The Delta architecture’s rise reflects the growing popularity of data lakehouses, which Boris praised for their ability to handle raw, processed, and aggregated data efficiently. By reducing technological complexity, Delta enables faster development and lower maintenance, making it a compelling choice for modern data platforms.
Data Mesh and Governance
Boris introduced data mesh as a response to monolithic data architectures, drawing parallels with domain-driven design. Data mesh advocates for breaking down data platforms into bounded contexts, each owned by a dedicated team responsible for its pipelines and decisions. This approach avoids the pitfalls of monolithic pipelines, such as chaotic dependencies and scalability issues. Boris outlined four “temptations” to avoid: building monolithic pipelines, combining all pipelines into one application, creating chaotic pipeline networks, and mixing domains in data tables. Data mesh, he argued, promotes modularity and ownership, treating data as a product.
Data governance, or “data excellence,” was another critical focus. Boris stressed the importance of practices like data monitoring, quality validation, and retention policies. He advocated for a proactive approach, where engineers address these concerns early to ensure platform reliability and cost-efficiency. By treating data governance as a checklist, teams can mitigate risks and enhance platform maturity.
Serverless and ELT: Simplifying Big Data
Boris highlighted the shift toward serverless technologies and ELT paradigms. Serverless solutions, available across transformation, storage, and analytics tiers, reduce infrastructure management burdens, allowing faster time-to-market. He cited AWS and other cloud providers as enablers, noting that while not always cost-effective, serverless minimizes maintenance efforts. Similarly, ELT—where transformation occurs after loading data into a warehouse—leverages modern databases like Snowflake and BigQuery. Unlike traditional ETL, ELT reduces latency and complexity by using database capabilities for transformations, making it ideal for early-stage projects.

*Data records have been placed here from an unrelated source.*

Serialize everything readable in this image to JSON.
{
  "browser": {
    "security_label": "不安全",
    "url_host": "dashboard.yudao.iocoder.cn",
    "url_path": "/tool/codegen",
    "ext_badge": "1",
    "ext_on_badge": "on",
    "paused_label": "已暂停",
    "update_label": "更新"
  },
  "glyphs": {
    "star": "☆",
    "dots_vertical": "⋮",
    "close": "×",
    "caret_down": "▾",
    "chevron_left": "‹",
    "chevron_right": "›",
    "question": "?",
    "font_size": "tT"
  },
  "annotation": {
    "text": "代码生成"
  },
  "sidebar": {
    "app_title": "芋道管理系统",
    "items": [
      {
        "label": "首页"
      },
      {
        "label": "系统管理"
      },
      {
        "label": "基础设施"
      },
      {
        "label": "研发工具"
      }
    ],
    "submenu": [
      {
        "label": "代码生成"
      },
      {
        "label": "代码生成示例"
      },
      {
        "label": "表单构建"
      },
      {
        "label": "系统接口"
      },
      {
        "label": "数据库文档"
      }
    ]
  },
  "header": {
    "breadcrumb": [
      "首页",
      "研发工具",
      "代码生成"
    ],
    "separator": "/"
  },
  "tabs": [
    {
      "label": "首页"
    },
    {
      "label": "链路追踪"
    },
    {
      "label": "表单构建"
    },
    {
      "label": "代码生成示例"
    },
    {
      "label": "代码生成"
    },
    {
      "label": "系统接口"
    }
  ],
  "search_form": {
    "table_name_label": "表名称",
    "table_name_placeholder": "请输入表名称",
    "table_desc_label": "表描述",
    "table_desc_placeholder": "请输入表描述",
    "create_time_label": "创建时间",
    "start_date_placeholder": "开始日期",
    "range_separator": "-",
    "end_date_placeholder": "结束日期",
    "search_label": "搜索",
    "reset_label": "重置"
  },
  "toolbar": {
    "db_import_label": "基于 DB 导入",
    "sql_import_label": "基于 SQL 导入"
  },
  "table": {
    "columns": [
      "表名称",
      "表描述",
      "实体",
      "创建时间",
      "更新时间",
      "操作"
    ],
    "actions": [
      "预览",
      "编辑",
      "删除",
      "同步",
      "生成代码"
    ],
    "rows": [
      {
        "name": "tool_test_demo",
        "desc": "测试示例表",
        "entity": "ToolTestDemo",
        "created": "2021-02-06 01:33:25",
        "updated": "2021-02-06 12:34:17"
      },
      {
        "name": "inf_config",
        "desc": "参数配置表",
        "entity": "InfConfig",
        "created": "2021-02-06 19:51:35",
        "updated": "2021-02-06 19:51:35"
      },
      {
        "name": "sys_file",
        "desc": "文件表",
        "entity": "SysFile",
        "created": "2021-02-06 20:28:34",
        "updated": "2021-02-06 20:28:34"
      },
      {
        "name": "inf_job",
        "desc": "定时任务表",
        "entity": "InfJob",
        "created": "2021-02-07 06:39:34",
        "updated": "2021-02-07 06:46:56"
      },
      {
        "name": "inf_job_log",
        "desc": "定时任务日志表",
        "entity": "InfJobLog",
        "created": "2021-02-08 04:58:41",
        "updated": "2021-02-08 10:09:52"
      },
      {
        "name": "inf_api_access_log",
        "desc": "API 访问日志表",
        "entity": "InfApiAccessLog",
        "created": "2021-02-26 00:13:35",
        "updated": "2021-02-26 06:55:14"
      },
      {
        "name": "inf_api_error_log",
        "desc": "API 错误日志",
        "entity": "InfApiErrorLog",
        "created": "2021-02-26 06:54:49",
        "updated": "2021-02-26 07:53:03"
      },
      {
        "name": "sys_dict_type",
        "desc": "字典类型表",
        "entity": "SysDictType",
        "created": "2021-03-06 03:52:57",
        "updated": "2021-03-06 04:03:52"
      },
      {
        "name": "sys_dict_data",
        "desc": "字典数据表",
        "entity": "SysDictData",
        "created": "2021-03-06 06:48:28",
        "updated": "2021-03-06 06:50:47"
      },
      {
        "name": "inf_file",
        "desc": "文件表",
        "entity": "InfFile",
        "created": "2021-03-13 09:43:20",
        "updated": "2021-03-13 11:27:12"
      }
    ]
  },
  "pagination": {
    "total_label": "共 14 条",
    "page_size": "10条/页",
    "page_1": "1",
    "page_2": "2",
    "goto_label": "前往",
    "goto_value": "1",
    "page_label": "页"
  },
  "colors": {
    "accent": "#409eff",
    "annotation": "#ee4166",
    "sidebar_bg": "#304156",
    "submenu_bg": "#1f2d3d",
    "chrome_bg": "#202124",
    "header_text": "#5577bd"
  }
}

Boris also noted the resurgence of SQL as a domain-specific language across big data tiers, from transformation to governance. By building frameworks that express business logic in SQL, developers can accelerate feature delivery, despite SQL’s perceived limitations. He emphasized that well-designed SQL queries can be powerful, provided engineers avoid poorly structured code.
Productizing Big Data and Business Intelligence
The final trend Boris explored was the productization of big data solutions. He likened this to Intel’s microprocessor revolution, where standardized components accelerated hardware development. Companies like Absorber offer “data platform as a service,” enabling rapid construction of data pipelines through drag-and-drop interfaces. While limited for complex use cases, such solutions cater to organizations seeking quick deployment. Boris also discussed the rise of serverless business intelligence (BI) tools, which support ELT and allow cross-cloud data queries. These tools, like Mode and Tableau, enable self-service analytics, reducing the need for custom platforms in early stages.